In our study, we also found that BMI was a significant factor affecting BMD at the femoral neck and hip total. Several studies on the relationship between obesity and bone metabolism have been conducted, and the results were conflicting. Obesity may reportedly reduce BMD through mechanical load-bearing and production of cytokines and hormones [29, 30]. Sforza et al. [12] showed that daily energy expenditure (DEE), ODI and BMI were the most significant factors affecting BMD and the risk of osteoporosis. However, Mariani and his co-workers [11]found that no significant differences between AHI and BMD in obese patients. Our study found that BMI independently affected the femoral neck and total hip BMD which may because the hip and femur are the weight-bearing joints and the BMI is a more important factor on BMD. Factors such as sample size, population, and study design may be responsible for the discrepancies in study outcomes, and further large, prospective cohorts of obese patients with OSA are needed to understand the true effect of obesity and BMI on bone structure.
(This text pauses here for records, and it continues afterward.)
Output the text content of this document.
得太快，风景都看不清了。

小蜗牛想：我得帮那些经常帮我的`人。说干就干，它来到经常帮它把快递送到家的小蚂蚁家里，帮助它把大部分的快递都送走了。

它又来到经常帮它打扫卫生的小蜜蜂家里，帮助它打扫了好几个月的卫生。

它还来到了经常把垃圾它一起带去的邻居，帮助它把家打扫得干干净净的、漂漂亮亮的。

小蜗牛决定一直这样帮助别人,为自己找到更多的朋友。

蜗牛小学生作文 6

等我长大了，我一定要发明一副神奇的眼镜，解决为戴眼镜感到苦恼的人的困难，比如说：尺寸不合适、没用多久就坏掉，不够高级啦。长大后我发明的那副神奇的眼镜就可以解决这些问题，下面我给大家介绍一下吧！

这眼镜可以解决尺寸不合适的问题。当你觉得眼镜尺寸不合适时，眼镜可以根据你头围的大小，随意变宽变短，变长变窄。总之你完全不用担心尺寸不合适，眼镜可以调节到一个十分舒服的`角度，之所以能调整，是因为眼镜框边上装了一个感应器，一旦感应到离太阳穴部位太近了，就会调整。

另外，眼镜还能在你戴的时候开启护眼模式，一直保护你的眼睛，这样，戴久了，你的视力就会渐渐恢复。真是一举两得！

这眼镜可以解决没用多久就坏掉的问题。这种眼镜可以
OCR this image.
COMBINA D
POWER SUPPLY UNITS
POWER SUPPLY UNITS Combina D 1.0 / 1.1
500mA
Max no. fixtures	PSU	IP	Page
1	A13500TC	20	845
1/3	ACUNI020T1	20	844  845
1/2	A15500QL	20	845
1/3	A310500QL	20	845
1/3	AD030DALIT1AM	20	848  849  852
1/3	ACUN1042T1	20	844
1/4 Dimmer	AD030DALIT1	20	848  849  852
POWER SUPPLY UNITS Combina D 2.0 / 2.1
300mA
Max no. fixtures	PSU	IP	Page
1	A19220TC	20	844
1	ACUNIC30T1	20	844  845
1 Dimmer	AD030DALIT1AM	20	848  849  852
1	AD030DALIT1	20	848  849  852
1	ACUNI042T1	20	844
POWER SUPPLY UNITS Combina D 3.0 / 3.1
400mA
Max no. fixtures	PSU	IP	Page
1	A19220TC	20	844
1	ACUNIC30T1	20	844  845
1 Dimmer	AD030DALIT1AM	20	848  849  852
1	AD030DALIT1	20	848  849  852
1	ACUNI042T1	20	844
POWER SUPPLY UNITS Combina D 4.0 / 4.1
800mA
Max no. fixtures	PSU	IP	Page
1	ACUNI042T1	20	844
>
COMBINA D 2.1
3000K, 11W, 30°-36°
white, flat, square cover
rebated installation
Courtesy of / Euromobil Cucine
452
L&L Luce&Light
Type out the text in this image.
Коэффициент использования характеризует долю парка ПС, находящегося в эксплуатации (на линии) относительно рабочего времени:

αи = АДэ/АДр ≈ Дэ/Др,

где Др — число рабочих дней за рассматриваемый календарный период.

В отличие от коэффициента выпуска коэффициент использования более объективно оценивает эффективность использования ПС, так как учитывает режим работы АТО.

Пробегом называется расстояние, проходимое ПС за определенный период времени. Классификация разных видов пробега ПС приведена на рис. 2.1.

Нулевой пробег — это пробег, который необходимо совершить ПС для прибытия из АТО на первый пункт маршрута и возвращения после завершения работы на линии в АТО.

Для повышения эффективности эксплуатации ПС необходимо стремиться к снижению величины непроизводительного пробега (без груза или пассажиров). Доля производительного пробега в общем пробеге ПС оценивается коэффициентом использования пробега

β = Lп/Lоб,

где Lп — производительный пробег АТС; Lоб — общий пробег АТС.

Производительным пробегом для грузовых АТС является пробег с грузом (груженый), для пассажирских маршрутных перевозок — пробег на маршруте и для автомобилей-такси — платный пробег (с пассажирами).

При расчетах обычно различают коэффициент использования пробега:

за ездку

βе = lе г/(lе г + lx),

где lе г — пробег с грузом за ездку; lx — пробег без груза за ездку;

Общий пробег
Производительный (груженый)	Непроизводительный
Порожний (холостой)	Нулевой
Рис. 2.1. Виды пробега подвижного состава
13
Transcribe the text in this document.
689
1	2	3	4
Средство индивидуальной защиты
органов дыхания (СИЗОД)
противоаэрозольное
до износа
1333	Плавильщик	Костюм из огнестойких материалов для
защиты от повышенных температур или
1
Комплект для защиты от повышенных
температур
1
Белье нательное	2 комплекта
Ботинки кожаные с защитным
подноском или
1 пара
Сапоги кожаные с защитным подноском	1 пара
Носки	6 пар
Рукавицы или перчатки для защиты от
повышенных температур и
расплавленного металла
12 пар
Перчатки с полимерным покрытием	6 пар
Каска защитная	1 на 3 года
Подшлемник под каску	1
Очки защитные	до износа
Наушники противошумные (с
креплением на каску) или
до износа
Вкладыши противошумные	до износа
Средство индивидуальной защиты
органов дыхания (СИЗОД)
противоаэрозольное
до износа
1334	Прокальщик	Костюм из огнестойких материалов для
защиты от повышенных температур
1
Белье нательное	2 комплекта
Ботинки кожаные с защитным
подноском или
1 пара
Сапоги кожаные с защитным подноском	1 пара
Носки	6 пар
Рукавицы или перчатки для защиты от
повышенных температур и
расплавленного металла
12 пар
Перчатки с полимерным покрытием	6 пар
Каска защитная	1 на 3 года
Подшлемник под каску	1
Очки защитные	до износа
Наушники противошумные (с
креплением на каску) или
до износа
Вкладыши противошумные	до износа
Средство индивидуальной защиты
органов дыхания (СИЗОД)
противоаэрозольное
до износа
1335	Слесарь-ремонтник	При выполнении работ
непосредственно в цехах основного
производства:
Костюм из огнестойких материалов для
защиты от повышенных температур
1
This study has several limitations that require further evaluation. First, our study was a cross-sectional study and thus could not directly clarified the causal relationship between OSA and BMD. A long-term follow-up study is needed to assess the effect of intermittent hypoxia on bone metabolism. Second, the sample size of the present study was relatively small, and our result was limited to male patients aged < 40 years; thus, extrapolation to women and other age groups is not possible. Third, the patients we enrolled had severe OSA and a relatively high BMI, which might confuse the relationship between OSA and BMD. However, after adjustment for BMI, OSA was still significantly associated with BMD in the lumbar region (L1–L4). Lastly, we did not know the physical activity habits of all subjects, which may some effects on BMD.

Conclusions

In conclusion, our study showed a relationship between OSA and bone metabolism in younger men, and moderate OSA-related hypoxia positively related with BMD. For a better understanding of this complex relationship, further studies are needed to clarify the effect of the degree of recurrent hypoxia on bone metabolism.